Inflar preços de equipamentos essenciais para a população, como tratores, ônibus escolares e caminhões de lixo, é uma forma perversa de desviar dinheiro dos pagadores de impostos, sob a falsa aparência de compromisso com o bem-estar da sociedade.
Governo, senadores e deputados ganham apoio local com a propaganda das entregas para prefeitos, enquanto escoam por empresas suspeitas a diferença entre o preço inflado pago pelo poder público e o valor de tabela de cada unidade comprada – ou da que deveria ter sido comprada em lugar da que acabou sendo.

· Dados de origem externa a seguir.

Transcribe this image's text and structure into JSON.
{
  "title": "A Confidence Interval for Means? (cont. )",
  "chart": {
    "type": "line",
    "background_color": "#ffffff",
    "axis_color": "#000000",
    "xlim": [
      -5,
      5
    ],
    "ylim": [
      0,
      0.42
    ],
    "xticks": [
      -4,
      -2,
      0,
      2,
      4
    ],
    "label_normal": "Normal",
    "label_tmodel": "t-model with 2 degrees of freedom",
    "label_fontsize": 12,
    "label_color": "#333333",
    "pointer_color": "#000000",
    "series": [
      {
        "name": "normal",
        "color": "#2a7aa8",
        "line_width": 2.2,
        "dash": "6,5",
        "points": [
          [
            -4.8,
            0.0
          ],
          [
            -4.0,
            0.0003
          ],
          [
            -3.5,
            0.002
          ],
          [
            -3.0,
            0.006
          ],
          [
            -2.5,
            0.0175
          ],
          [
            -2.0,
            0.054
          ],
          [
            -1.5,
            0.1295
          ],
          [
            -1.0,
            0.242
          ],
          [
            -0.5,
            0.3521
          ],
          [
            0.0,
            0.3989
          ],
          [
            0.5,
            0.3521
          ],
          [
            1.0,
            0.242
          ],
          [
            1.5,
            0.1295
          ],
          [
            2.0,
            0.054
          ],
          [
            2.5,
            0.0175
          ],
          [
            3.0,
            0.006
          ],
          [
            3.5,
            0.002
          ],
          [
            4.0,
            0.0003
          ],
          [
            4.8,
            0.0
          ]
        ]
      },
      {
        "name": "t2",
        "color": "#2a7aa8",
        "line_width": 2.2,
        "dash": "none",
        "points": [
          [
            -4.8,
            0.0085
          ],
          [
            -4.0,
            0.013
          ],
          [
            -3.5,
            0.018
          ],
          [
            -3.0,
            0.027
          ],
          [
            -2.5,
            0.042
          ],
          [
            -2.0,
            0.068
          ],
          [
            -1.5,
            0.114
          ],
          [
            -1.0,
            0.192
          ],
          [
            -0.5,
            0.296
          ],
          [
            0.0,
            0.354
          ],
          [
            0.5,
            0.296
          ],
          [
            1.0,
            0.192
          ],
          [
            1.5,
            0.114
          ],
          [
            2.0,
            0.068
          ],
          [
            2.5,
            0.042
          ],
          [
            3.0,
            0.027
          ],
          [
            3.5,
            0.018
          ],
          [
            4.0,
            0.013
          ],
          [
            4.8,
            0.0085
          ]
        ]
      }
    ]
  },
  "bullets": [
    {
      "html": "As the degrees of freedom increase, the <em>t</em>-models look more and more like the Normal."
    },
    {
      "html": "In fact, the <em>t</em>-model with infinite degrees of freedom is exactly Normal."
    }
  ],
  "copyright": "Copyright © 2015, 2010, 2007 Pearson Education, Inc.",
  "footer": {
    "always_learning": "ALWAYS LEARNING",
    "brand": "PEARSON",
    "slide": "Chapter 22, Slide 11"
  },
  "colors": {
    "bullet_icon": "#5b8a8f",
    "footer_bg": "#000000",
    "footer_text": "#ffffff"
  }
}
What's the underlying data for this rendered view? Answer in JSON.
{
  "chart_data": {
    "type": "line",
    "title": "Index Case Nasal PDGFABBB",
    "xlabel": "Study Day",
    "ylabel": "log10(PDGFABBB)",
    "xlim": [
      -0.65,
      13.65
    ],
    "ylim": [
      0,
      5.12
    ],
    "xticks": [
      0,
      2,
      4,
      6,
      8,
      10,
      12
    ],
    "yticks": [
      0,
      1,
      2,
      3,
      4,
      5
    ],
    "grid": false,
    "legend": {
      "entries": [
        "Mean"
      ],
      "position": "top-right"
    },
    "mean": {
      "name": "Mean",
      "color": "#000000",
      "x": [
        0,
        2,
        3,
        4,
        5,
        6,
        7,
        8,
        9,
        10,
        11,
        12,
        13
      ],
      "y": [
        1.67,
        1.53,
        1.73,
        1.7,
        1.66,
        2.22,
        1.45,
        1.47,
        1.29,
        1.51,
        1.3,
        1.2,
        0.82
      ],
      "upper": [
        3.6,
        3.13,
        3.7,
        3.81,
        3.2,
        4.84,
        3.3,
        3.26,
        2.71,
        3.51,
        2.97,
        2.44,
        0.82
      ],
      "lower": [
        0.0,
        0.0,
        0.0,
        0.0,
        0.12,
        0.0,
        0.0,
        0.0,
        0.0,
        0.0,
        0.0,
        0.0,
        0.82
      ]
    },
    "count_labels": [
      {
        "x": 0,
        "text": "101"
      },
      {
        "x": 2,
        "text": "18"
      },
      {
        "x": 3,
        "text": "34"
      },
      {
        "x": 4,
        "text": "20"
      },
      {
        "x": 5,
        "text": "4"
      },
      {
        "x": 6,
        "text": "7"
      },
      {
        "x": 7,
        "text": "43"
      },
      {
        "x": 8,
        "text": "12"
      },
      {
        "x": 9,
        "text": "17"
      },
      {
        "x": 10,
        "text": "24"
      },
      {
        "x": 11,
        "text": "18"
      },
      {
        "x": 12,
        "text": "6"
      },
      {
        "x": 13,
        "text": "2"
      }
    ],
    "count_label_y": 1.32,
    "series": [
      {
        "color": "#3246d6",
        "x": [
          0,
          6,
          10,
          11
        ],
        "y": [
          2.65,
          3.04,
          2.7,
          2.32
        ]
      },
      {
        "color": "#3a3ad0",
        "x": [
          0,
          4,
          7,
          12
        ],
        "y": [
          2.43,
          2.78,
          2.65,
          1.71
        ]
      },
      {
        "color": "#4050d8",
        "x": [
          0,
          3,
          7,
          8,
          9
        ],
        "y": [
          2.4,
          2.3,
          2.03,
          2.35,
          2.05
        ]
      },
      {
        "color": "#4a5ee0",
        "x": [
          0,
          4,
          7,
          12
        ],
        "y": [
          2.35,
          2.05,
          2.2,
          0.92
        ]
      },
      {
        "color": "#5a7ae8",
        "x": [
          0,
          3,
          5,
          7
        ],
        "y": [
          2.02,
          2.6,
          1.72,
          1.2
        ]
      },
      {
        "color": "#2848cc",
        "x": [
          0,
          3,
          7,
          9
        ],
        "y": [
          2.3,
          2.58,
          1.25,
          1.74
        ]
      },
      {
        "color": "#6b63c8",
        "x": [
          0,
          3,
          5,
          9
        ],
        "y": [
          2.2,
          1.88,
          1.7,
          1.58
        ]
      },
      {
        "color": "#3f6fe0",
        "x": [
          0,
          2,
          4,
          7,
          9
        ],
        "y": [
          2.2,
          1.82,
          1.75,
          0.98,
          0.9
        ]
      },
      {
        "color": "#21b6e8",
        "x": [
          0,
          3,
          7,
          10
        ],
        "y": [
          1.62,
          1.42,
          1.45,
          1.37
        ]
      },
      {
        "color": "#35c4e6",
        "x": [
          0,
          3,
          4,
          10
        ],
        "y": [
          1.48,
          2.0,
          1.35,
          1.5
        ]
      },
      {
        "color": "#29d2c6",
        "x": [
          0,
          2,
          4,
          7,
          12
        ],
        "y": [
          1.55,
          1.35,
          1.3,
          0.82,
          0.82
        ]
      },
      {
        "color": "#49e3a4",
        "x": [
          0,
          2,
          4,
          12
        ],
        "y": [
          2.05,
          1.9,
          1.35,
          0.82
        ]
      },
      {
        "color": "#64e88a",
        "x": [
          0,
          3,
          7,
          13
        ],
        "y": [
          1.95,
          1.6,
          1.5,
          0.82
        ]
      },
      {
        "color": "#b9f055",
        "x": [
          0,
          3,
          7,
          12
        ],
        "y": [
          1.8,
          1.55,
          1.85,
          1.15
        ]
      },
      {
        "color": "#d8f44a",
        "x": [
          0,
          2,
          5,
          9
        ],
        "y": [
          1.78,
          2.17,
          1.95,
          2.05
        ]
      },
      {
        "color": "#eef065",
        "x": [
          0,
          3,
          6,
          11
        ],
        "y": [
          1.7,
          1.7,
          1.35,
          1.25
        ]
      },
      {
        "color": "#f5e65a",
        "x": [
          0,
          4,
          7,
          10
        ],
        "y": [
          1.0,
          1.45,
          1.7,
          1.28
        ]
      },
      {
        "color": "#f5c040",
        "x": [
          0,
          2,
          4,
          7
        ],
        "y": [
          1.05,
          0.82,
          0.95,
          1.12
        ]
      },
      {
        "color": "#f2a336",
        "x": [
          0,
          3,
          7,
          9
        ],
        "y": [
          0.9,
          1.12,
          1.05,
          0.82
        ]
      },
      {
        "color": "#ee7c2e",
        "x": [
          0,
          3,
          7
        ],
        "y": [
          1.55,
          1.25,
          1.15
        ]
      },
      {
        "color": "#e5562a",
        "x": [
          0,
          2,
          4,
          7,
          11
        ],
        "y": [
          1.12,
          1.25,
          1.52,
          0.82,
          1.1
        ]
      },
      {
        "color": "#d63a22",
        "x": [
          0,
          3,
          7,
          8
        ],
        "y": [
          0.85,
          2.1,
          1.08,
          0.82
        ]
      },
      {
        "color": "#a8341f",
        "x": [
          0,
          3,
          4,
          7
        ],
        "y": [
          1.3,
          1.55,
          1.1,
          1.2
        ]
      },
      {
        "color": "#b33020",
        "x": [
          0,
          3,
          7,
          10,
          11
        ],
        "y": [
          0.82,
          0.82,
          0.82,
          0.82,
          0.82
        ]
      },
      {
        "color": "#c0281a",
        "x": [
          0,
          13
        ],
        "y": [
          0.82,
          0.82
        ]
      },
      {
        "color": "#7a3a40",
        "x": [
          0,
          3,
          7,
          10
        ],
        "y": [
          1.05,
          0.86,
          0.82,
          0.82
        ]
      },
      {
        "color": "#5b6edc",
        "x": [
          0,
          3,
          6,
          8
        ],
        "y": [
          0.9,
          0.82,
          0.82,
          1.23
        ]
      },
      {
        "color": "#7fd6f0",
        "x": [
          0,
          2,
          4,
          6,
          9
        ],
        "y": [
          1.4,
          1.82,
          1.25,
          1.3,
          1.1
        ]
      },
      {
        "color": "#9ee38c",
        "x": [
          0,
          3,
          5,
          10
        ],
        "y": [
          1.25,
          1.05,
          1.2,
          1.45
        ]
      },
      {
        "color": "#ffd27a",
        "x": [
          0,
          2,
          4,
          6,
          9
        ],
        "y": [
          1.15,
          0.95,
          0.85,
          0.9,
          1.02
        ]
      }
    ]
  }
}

O Estadão tem apontado indícios de superfaturamento, fantasmas e laranjas nessas negociatas federais. Caberia ao Ministério Público denunciar eventuais corruptos, verificando ainda se o dinheiro escoado vai parar em seus bolsos e campanhas.
A reportagem sobre caminhões comprados pelo governo Bolsonaro para atender sua base no Congresso – escândalo batizado nas redes sociais de “bolsolixo” – “identificou pagamentos inflados de R$ 109 milhões”. “A diferença dos preços de compra de modelos idênticos, em alguns casos, chegou a 30%. Em outubro passado, por exemplo, o governo adquiriu um modelo de caminhão por R$ 391 mil. Menos de um mês depois, aceitou pagar R$ 505 mil pelo mesmo veículo. Há casos também em que o governo recebeu veículos menores do que o comprado sem reaver a diferença de preço.”
Com R$ 114 mil de diferença entre o preço inflado do caminhão e o valor da unidade em compras anteriores, chega-se a mais de R$ 3,6 milhões em gastos extras na compra de 32 veículos pela Codevasf, a “estatal do Centrão”.
Do mesmo modo, pagar por cada caminhão, dos 18 comprados pela superintendência da Codevasf em Pernambuco, R$ 85.682,42 a mais que o valor pago dois meses antes pelo braço da estatal em Brasília resulta em R$ 1,5 milhão de excesso, escoado por fornecedora registrada em nome de beneficiário do auxílio emergencial.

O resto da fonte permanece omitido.